Shares of Lemonade (LMND 1.44%), an AI-powered insurance company, popped earlier this week as investors processed the news of better-than-expected earnings reports from banks.

Lemonade is considered a fintech stock and investors viewed the banks' reports as an indication that the financial sector may be more robust than previously thought. As a result, shares jumped and were still up by 8.5% for the week as of midday Friday, according to data provided by S&P Global Market Intelligence.

So what 

Earlier in the week, Bank of America, Bank of New York Mellon, and Goldman Sachs all reported quarterly financial results that beat Wall Street's consensus estimates. That helped lift Lemonade's stock by 8% on Tuesday. 

A person looking at their phone and smiling.

Image source: Getty Images.

Investors were hoping that strong bank earnings could indicate that the U.S. economy isn't in as bad of shape as they had originally feared. With inflation at a near 40-year high and the Federal Reserve focused on hiking interest rates to bring it down, investors have been worried that aggressive rate increases will slow down the economy too much.
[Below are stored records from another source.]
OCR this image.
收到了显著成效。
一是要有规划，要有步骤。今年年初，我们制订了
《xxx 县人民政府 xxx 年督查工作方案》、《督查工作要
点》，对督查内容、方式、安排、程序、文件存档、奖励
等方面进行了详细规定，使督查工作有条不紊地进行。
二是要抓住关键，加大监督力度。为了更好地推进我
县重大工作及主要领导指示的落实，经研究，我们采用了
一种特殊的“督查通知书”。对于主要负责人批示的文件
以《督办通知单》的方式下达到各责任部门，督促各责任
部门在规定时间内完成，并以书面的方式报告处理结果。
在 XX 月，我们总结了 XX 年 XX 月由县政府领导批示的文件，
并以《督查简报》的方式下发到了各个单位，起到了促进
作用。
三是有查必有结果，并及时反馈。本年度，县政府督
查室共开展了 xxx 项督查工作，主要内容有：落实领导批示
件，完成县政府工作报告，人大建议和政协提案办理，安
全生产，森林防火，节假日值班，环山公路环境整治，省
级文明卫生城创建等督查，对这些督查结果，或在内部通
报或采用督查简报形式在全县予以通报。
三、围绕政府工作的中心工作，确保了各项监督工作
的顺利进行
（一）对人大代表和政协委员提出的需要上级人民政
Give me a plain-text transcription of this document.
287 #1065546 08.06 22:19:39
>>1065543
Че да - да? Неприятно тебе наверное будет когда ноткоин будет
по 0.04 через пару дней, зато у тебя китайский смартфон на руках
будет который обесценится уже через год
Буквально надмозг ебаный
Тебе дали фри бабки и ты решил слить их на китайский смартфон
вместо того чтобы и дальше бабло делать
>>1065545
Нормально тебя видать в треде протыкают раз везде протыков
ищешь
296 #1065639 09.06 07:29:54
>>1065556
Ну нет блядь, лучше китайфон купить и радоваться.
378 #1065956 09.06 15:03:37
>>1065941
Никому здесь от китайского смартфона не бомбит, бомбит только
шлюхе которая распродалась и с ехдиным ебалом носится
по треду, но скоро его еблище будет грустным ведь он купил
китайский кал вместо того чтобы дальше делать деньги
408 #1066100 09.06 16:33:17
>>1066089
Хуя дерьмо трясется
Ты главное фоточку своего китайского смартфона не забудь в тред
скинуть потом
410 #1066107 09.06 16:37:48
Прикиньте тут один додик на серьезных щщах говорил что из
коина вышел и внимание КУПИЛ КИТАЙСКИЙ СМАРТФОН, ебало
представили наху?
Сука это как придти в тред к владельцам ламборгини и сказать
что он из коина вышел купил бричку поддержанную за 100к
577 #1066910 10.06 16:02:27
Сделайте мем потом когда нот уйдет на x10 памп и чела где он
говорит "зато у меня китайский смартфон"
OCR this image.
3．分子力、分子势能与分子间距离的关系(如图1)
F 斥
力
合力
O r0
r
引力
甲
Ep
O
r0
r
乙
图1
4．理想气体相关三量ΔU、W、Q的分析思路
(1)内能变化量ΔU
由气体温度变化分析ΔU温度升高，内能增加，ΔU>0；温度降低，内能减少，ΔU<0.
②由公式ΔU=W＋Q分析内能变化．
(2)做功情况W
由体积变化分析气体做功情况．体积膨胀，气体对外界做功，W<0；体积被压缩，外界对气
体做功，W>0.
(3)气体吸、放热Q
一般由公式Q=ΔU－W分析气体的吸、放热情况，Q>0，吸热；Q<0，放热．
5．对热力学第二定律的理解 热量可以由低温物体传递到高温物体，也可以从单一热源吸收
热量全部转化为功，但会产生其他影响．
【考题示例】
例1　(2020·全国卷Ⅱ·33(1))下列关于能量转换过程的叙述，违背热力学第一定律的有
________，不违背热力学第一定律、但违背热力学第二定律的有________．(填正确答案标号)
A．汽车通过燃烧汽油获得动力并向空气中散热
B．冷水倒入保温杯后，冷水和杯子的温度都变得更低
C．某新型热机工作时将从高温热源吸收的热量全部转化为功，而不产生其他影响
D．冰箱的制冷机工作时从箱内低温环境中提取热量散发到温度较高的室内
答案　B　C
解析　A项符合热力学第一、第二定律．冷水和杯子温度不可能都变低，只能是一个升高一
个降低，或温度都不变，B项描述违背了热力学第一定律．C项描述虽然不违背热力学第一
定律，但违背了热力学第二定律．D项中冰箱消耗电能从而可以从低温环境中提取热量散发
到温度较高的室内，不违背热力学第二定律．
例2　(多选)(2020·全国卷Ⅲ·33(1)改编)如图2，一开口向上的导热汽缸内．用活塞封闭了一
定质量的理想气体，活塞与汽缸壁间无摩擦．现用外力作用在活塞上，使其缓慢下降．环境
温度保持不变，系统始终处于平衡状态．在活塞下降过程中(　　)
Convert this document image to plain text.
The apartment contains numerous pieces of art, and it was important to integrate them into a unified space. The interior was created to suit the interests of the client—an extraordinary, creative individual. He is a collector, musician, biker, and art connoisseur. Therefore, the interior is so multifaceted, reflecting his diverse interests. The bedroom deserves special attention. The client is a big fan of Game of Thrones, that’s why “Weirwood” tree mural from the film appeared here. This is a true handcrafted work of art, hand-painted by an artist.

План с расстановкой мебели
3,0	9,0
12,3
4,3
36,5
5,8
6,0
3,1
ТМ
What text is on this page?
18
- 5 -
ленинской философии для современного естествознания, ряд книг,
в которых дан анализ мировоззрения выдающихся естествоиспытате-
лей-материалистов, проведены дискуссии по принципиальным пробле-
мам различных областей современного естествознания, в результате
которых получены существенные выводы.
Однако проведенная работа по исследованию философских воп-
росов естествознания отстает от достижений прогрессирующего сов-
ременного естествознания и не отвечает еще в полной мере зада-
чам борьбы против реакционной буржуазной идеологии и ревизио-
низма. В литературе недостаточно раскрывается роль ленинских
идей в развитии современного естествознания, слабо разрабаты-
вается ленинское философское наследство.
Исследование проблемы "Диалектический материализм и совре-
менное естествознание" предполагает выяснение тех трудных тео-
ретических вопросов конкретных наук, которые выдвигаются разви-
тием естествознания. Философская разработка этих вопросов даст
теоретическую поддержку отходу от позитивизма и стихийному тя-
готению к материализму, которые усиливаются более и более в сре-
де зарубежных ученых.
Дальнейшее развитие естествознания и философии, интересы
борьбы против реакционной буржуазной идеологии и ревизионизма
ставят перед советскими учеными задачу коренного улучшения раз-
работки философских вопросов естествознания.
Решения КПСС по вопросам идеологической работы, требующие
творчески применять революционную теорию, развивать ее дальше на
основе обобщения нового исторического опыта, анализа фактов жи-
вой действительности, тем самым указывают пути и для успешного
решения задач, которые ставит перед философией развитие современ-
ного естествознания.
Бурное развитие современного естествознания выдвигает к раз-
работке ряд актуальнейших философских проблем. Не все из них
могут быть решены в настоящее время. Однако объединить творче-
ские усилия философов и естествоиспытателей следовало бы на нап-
That would be bad news for any company in the financial space, including Lemonade, so when shareholders saw the latest bank data, they were encouraged. 

Now what 

While Lemonade's stock was up by as much as 15% earlier in the week, its share price has lost some ground since then.

Investors likely latched onto comments made by Philadelphia Federal Reserve President Patrick Harker yesterday, who said that "we are going to keep raising rates for a while." 

Harker said in his speech that the Fed hasn't made enough progress on bringing inflation down and that rates will stay elevated for a while. That worried investors, and some are now expecting 75-basis-point hikes at the Fed's meetings in both November and December. 

While investors were swayed by various news items this week, Lemonade will report its latest financial results on Nov. 9, which will give shareholders a clearer picture of how the company is doing right now.